There was a shout from the other side of the clearing, and Kadaki looked up in time to see Neiryn being flung against a wall by a swipe of the magic-eater’s bony claws. He slumped to the ground and didn’t get up.
Kadaki gritted her teeth, then pushed her hand against the obelisk.
Her head jerked back as if she’d been hit. Hurricane winds buffeted her. Magic surged. As she opened the conduit, power poured into her, tearing through her body.
Beside her, Eliyr was grimacing as he struggled to maintain his own hold on the obelisk. The magic began to spark around him, wild and uncontrolled. The muscles in his arm quivered. His nose began to bleed.
“Stop!” Kadaki shouted. Her voice sounded distorted by the magic flowing through her. “Let go!”

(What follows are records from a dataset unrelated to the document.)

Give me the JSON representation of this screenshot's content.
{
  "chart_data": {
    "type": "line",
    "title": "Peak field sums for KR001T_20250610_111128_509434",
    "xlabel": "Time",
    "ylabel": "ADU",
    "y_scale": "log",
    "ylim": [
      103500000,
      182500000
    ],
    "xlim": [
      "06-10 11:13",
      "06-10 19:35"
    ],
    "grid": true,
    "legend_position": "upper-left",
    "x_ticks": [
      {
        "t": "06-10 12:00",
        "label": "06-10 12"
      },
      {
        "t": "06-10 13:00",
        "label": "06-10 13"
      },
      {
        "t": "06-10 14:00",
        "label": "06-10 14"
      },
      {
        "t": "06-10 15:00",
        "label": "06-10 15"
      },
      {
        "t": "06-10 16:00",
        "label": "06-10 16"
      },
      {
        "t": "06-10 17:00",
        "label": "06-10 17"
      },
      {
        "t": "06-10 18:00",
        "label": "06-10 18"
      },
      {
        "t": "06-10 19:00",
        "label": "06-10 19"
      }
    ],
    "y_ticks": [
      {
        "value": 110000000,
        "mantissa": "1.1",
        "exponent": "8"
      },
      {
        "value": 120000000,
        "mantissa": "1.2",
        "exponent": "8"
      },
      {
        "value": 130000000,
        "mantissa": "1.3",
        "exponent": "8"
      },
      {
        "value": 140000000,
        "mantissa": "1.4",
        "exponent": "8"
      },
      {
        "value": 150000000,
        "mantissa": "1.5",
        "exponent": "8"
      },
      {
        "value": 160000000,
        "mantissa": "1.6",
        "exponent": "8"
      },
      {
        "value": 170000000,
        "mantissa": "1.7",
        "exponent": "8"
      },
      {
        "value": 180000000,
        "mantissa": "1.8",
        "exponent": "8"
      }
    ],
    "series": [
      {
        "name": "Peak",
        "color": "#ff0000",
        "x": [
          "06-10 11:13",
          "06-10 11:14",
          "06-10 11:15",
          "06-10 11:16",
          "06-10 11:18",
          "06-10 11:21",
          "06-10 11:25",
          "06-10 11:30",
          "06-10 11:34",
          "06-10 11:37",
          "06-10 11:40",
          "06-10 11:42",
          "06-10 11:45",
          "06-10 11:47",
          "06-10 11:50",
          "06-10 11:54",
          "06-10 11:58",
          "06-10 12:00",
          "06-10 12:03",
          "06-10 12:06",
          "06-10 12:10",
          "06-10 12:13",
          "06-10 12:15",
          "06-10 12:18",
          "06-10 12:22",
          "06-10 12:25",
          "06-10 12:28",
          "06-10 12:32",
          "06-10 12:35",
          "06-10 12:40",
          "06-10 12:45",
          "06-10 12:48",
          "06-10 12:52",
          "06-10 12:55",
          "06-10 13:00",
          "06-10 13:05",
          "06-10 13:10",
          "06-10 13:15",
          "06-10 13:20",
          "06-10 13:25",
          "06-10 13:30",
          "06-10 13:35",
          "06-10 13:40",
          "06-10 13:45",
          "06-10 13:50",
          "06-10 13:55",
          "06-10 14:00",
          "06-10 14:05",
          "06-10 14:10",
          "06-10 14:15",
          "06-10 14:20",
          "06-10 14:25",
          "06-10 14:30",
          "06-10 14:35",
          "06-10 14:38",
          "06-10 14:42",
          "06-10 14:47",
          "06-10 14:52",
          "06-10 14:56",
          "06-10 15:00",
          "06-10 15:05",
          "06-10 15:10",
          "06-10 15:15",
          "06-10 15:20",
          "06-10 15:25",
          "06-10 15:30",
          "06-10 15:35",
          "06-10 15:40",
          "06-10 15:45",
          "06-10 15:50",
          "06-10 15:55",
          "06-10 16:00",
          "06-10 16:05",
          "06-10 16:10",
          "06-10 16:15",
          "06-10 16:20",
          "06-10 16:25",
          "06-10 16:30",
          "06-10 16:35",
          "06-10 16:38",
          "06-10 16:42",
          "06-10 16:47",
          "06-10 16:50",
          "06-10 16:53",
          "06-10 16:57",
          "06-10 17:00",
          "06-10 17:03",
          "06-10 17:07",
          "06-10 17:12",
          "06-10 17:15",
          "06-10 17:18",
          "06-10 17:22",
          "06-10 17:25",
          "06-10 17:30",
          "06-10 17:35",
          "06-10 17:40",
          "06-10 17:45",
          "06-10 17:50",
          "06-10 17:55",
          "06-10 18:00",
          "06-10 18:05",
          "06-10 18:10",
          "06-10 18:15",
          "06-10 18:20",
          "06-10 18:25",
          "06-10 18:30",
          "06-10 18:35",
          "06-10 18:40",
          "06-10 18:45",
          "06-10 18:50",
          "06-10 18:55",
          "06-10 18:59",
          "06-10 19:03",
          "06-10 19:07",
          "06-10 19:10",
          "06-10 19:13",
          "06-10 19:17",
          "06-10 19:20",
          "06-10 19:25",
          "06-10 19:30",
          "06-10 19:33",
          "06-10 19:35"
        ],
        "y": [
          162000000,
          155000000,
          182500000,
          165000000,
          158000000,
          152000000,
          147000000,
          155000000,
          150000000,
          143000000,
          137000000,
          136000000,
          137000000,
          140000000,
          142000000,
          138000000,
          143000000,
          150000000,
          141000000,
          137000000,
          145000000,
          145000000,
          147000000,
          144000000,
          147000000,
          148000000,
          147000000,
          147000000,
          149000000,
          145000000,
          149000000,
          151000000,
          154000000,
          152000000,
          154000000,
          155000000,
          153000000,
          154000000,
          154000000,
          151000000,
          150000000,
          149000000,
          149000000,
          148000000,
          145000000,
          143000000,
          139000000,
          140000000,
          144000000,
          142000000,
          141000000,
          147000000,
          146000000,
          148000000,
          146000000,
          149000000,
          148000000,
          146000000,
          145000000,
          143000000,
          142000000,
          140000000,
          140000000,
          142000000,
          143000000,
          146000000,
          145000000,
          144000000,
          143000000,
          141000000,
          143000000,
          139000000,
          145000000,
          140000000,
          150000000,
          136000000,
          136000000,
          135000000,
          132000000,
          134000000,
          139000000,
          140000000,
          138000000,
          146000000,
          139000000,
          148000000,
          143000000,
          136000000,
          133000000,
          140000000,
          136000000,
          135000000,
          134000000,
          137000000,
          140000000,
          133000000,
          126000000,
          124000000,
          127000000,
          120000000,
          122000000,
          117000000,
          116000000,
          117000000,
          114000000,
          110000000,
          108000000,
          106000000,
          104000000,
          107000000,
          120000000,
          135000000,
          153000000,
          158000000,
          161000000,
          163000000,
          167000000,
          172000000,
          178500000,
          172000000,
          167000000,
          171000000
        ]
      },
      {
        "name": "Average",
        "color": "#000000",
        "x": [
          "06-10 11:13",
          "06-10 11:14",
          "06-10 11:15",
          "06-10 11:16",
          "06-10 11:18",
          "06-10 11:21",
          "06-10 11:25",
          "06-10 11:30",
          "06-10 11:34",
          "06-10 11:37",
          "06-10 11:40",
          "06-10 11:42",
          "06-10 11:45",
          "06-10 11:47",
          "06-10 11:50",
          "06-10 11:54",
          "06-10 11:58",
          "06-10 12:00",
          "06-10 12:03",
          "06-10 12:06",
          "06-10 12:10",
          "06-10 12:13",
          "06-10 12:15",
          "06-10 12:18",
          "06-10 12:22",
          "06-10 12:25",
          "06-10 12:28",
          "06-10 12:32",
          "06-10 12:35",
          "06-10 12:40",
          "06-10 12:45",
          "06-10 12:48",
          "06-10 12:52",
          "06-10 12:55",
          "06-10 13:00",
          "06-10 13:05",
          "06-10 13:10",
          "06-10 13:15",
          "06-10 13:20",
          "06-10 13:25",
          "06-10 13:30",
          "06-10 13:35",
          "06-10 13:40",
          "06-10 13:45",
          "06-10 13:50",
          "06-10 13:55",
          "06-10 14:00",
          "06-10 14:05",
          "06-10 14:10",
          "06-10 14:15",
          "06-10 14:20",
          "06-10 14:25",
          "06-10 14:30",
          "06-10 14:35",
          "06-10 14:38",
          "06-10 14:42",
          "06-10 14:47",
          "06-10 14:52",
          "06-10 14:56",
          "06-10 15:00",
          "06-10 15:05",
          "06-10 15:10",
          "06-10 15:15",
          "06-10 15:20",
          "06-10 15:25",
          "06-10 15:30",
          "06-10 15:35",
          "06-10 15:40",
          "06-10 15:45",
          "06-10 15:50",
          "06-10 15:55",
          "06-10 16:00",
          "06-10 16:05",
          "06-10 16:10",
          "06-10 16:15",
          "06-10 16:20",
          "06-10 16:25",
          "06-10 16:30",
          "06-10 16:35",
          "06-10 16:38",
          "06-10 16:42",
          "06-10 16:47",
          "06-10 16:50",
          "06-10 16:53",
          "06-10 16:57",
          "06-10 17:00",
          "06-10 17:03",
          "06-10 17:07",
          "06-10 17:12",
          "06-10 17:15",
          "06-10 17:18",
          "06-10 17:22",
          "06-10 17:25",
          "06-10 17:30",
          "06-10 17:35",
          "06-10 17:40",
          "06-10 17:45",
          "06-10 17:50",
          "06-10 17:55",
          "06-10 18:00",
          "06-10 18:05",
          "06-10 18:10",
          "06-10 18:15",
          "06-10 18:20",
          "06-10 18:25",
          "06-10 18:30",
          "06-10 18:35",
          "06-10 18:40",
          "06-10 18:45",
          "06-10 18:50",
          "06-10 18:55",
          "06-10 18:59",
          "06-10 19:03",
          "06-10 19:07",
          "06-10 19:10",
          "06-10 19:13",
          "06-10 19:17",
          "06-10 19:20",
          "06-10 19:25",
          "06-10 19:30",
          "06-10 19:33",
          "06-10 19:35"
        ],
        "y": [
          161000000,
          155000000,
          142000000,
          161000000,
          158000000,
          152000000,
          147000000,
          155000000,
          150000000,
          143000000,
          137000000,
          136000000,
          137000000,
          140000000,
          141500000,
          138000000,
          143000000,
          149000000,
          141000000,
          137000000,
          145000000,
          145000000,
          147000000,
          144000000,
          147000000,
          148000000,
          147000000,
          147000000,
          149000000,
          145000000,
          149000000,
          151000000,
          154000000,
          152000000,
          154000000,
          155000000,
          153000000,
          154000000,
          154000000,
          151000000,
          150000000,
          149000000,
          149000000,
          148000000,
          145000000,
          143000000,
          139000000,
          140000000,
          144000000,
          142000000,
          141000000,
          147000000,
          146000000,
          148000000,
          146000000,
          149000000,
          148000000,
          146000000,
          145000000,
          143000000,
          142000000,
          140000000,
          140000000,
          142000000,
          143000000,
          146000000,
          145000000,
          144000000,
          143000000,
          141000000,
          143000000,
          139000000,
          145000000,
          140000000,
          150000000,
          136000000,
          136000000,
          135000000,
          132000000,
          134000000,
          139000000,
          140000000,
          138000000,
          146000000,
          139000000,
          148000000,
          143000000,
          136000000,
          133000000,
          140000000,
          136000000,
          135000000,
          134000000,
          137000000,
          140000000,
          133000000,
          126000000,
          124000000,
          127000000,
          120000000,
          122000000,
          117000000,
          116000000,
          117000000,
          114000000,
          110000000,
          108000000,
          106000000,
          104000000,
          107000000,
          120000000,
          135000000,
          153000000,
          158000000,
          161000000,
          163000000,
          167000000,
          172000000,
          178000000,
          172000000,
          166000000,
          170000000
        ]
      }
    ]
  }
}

There was another spark, and Eliyr jolted backwards. He fell to a heap on the ground, gasping. He rolled over and expelled the contents of his stomach.
Kadaki braced herself. The magic continued filling her, drowning her.
Except she wasn’t drowning. She was swimming. She was in control.
The magic didn’t overwhelm her. The power flowing into her body was hers. For the first time in years, she didn’t feel weak—she felt strong.
A strange calm filled her in the midst of the pain and fire and sparks. She slowed the flow of the conduit’s magic, then sealed it off. She slowly pulled her hand away from the obelisk, and the magic in the air became tranquil again.
She looked down at her hand, watching particles of magic dance over her fingers. A thrill went through her when she twitched her fingers and the particles moved like extensions of her own body, obeying her will the way they were supposed to, the way they hadn’t done in far too long.
She glanced down at Eliyr, who was staring at her. He swallowed hard.
On the other side of the clearing, orange light flickered through clouds of dark smoke. Half the forest was on fire, and the cavern had been transformed into something resembling a demonic plane. Through the smoke and flames, she spotted Neiryn, still lying on the ground as the magic-eater closed in on him. He raised a hand and shot flames toward the beast, only to have them dissolve into smoke. He’d reached the limit of his power. His fear was plain on his face.
As the magic-eater bent toward him, its jaws opening, Kadaki took a sharp breath and raised a hand, the movement quick and controlled. Magic rushed to follow her command, shaping into a spell as it flew across the clearing.
It hit the magic-eater with crushing force. Bones snapped as it shot across the cavern and smashed against the far wall.